Artık eve dönme zamanı gelir ancak eve nasıl döneceğini bilemez. Ninesinin entarisi yüzünden kızacağını hatta tokat atacağını düşünür. Bunları çantası ve dürbünü ile konuşurken aklından geçirir. Bunlara katlanırım der ama dürbününü yere çarpıp kırmasından korktuğu için dama saklamaya karar verir. Çocuk eve geldiğinde evde kimsecikler yoktur. Dedesi ve ninesi halasının evine gitmiştir. Çünkü Orozkul eve sarhoş gelmiş ve karısı Bekey halayı dövmüştü. Orozkul çocuğu olmamasının suçunu karısına buluyor sarhoş olunca da Bekey halayı dövüyordu. Dede bu duruma ses çıkarmıyor, kavga bittikten sonra karısı ile gelip onları barıştırıyorlardı. Yine öyle olmuş Orozkul karısını dövmüş Mümin dede de evin bir köşesinde sessizce bekliyor belki de için için ağlıyordu. Bir oğlunu savaşta kaybetmiş, kızının biri de torununu kucağına verip şehirde kalabalık bir aile ile daracık bir yerde yaşıyordu. Yanında ki kızı ise çocuğu olmadığı için sürekli dayak yiyordur. Bu sıkıntılar karşısında ölmek geçer aklından.

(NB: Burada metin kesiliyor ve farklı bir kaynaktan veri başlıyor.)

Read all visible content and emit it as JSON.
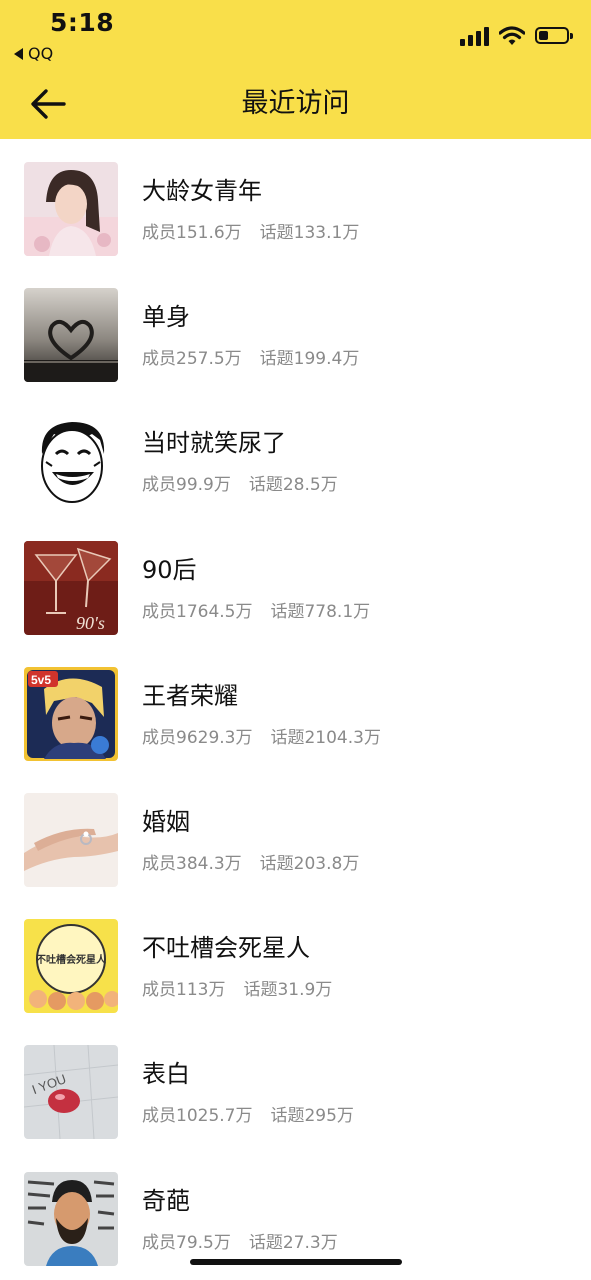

Çocuk evin sesiz durumu görünce lambayı yakmadan köşeye sessizce oturup kalır. Vakit geç olunca yatmaya hazırlanır. Yatağına girince çantayı başucuna koyar. Sonra dedesinin anlattığı boynuzlu maral ana masalını kendisi yaşıyor gibi anlatmaya başlar.

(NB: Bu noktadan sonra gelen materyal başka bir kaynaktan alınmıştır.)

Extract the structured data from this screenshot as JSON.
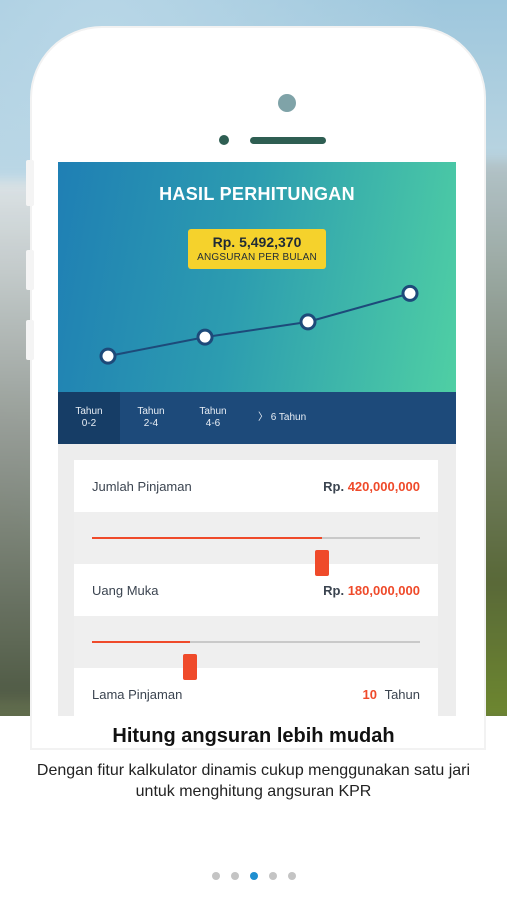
{
  "hero": {
    "title": "HASIL PERHITUNGAN",
    "amount": "Rp. 5,492,370",
    "caption": "ANGSURAN PER BULAN",
    "chart_levels": [
      0.22,
      0.42,
      0.58,
      0.88
    ]
  },
  "tabs": [
    {
      "line1": "Tahun",
      "line2": "0-2",
      "active": true
    },
    {
      "line1": "Tahun",
      "line2": "2-4",
      "active": false
    },
    {
      "line1": "Tahun",
      "line2": "4-6",
      "active": false
    },
    {
      "line1": "〉 6 Tahun",
      "line2": "",
      "active": false
    }
  ],
  "form": {
    "loan": {
      "label": "Jumlah Pinjaman",
      "prefix": "Rp.",
      "value": "420,000,000",
      "slider_fraction": 0.7
    },
    "down_payment": {
      "label": "Uang Muka",
      "prefix": "Rp.",
      "value": "180,000,000",
      "slider_fraction": 0.3
    },
    "term": {
      "label": "Lama Pinjaman",
      "value": "10",
      "unit": "Tahun"
    }
  },
  "onboarding": {
    "headline": "Hitung angsuran lebih mudah",
    "description": "Dengan fitur kalkulator dinamis cukup menggunakan satu jari untuk menghitung angsuran KPR",
    "page_count": 5,
    "active_page": 3
  },
  "colors": {
    "accent": "#ef4a2a",
    "badge": "#f5d22c",
    "tabbar": "#1d4a7a",
    "dot_active": "#1f8fd0"
  }
}
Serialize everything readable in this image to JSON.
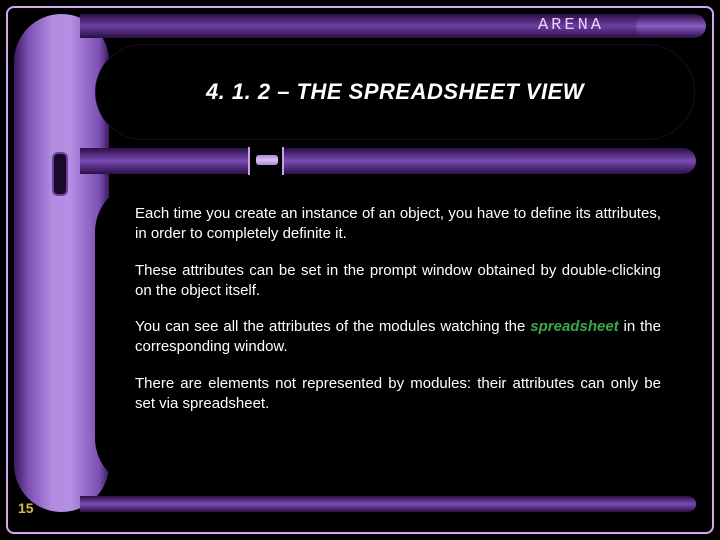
{
  "header": {
    "app_label": "ARENA"
  },
  "title": "4. 1. 2 – THE SPREADSHEET VIEW",
  "body": {
    "p1": "Each time you create an instance of an object, you have to define its attributes, in order to completely definite it.",
    "p2": "These attributes can be set in the prompt window obtained by double-clicking on the object itself.",
    "p3_pre": "You can see all the attributes of the modules watching the ",
    "p3_kw": "spreadsheet",
    "p3_post": " in the corresponding window.",
    "p4": "There are elements not represented by modules: their attributes can only be set via spreadsheet."
  },
  "page_number": "15"
}
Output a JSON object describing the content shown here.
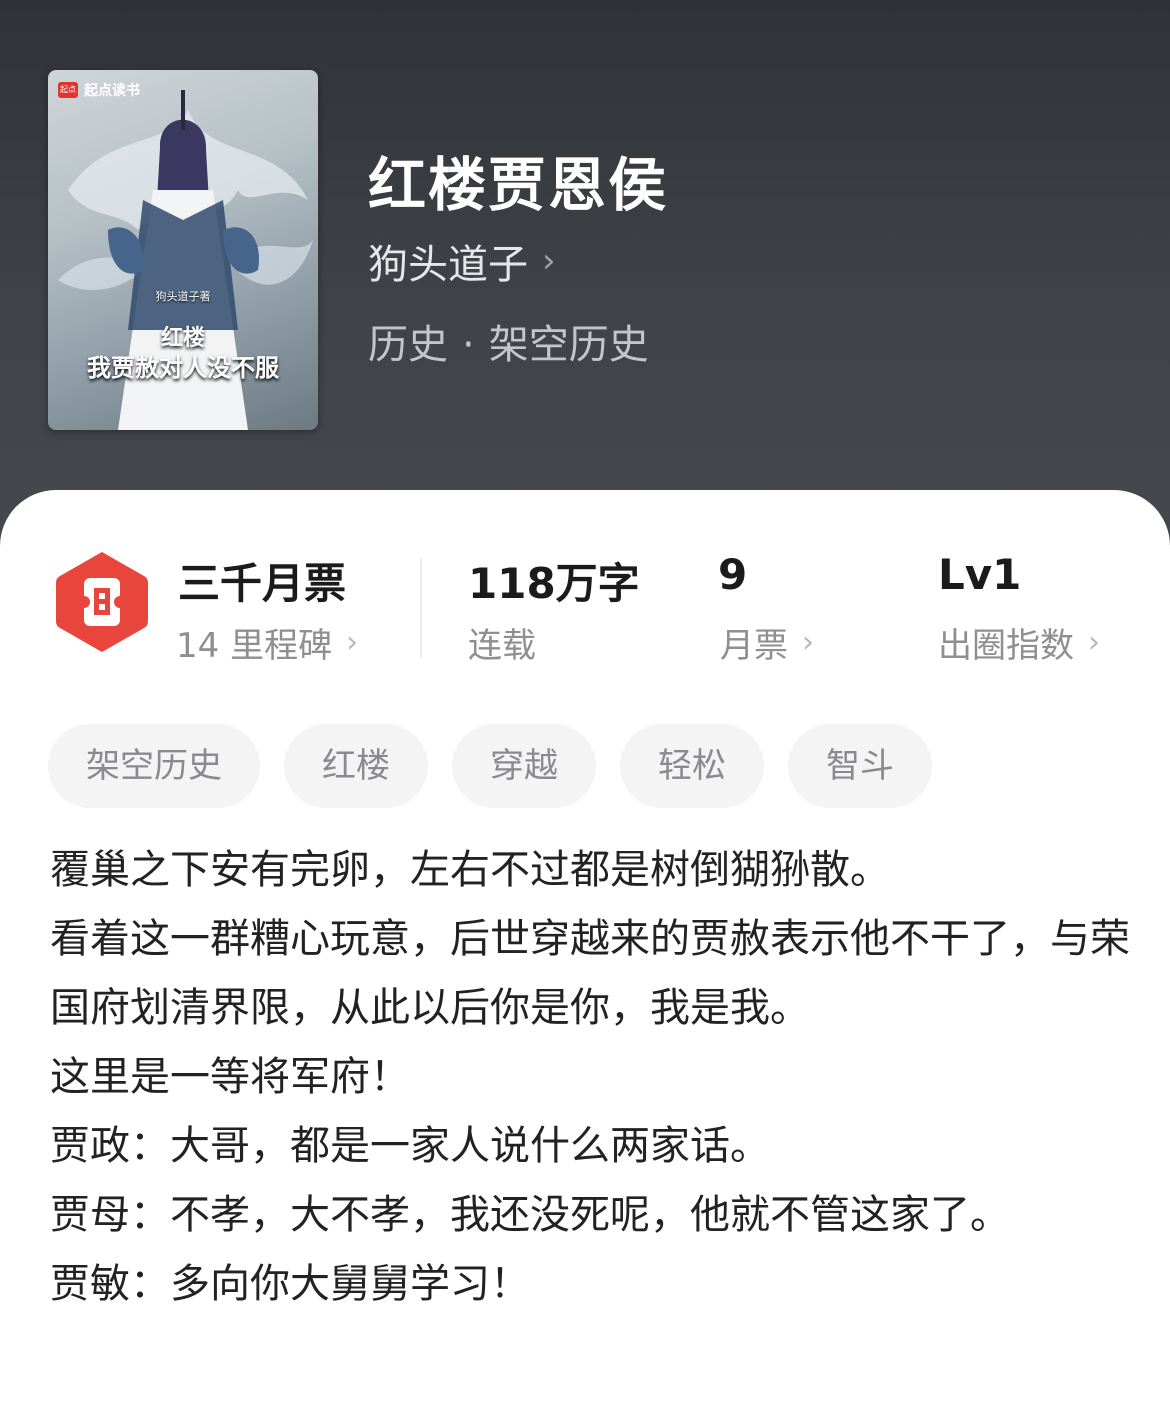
{
  "cover": {
    "logo_text": "起点读书",
    "logo_mark": "起点",
    "author": "狗头道子著",
    "title_line1": "红楼",
    "title_line2": "我贾赦对人没不服"
  },
  "book": {
    "title": "红楼贾恩侯",
    "author": "狗头道子",
    "genre_main": "历史",
    "genre_dot": "·",
    "genre_sub": "架空历史"
  },
  "stats": {
    "badge_title": "三千月票",
    "badge_sub": "14 里程碑",
    "words_value": "118万字",
    "words_label": "连载",
    "tickets_value": "9",
    "tickets_label": "月票",
    "level_value": "Lv1",
    "level_label": "出圈指数",
    "chevron": "›",
    "accent": "#e8453c"
  },
  "tags": [
    "架空历史",
    "红楼",
    "穿越",
    "轻松",
    "智斗"
  ],
  "description": [
    "覆巢之下安有完卵，左右不过都是树倒猢狲散。",
    "看着这一群糟心玩意，后世穿越来的贾赦表示他不干了，与荣国府划清界限，从此以后你是你，我是我。",
    "这里是一等将军府！",
    "贾政：大哥，都是一家人说什么两家话。",
    "贾母：不孝，大不孝，我还没死呢，他就不管这家了。",
    "贾敏：多向你大舅舅学习！"
  ]
}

Çok eskiden enesay (anasu) nehrinin yanında Kırgız kabilesi yaşarmış. Bu kabile ve başka kabileler sürekli birbirleri ile savaşırlarmış. O sıralarda tuhaf bir kuş çıkmış ve insan sesiyle büyük felaket geliyor diye bağırırmış. Bir gün o felaket gelmiş çatmış. Uzun yılar Kırgızları yöneten Batır Kulçe ölmüş. Kırgızlar enesay nehrinin kenarında tören yaparken başka bir kabile ansızın saldırmış ve herkesi öldürmüş. Yalnız bir kız ve bir erkek çocuk ormanda herkesten gizli oynuyormuş. Geri döndüklerinde canlı kimsenin kalmadığını görürler. Bir toz bulutu bırakıp giden düşmanların peşine takılıp girmişler. Düşman köyüne varınca liderleri, Topal Çopur nineyi çağırıp çocukları enesay nehrine atmasını emreder. Kadın çaresiz emri yerine getirmek için nehrin yanına gider. Ağıtlar yakarak çocukları nehre atacağı zaman büyük beyaz memeleri süt dolu maral(geyik) gelir. İnsan sesiyle Topal Çopur nineyle konuşur. Onları nehre atmamasını kendine vermesini ister. Kendi ikiz yavrularının insanların öldürdüğünü ve çocuklara annelik yapacağını ve onları çok uzaklara götüreceğini söyler. Topal Çopur bunu kabul eder ve çocukları maral anaya verir. Maral ana üç gün yürüyerek çocuklar ile Isık-Gölün yanına getirir. Çocuklar burada büyür ve evlenirler. Bir oğulları olur. Maral ana yanlarına gelir ve yedi kız yedi erkeklerinin olacağını müjdeler. Sonra çocukları büyür ve Kıpçaklardan biri ile evlenir. Soylarına soy boylarına boy katarlar. Çok hayvanları olur. Topraklar eker zengin olurlar. O sengin büyüklerden biri ölünce oğulları günler süren ziyafetler verir. Babalarının mezarına geyik boynuzu takıp geyikli maral ana soyundan olduğunun belli olmasını isterler. Bunun için bir avcı çıkarıp geyik avlarlar. Boynuzunu mezar başına koyarlar. Ulu bilgeleri bu işe kızsa da kar etmez. Zengin adamın çocukları onu kovar. Sonra zamanla herkes cenazeleri olunca bir geyiğin boynuzunu mezar başına koymak için geyik avlar. Bu avlar sonucunda ormanda geyik sayısı iyice azalır. Geri kalan geyikleri de maral ana alarak çok uzaklara gider. İşte boynuzlu maral ana masalı budur.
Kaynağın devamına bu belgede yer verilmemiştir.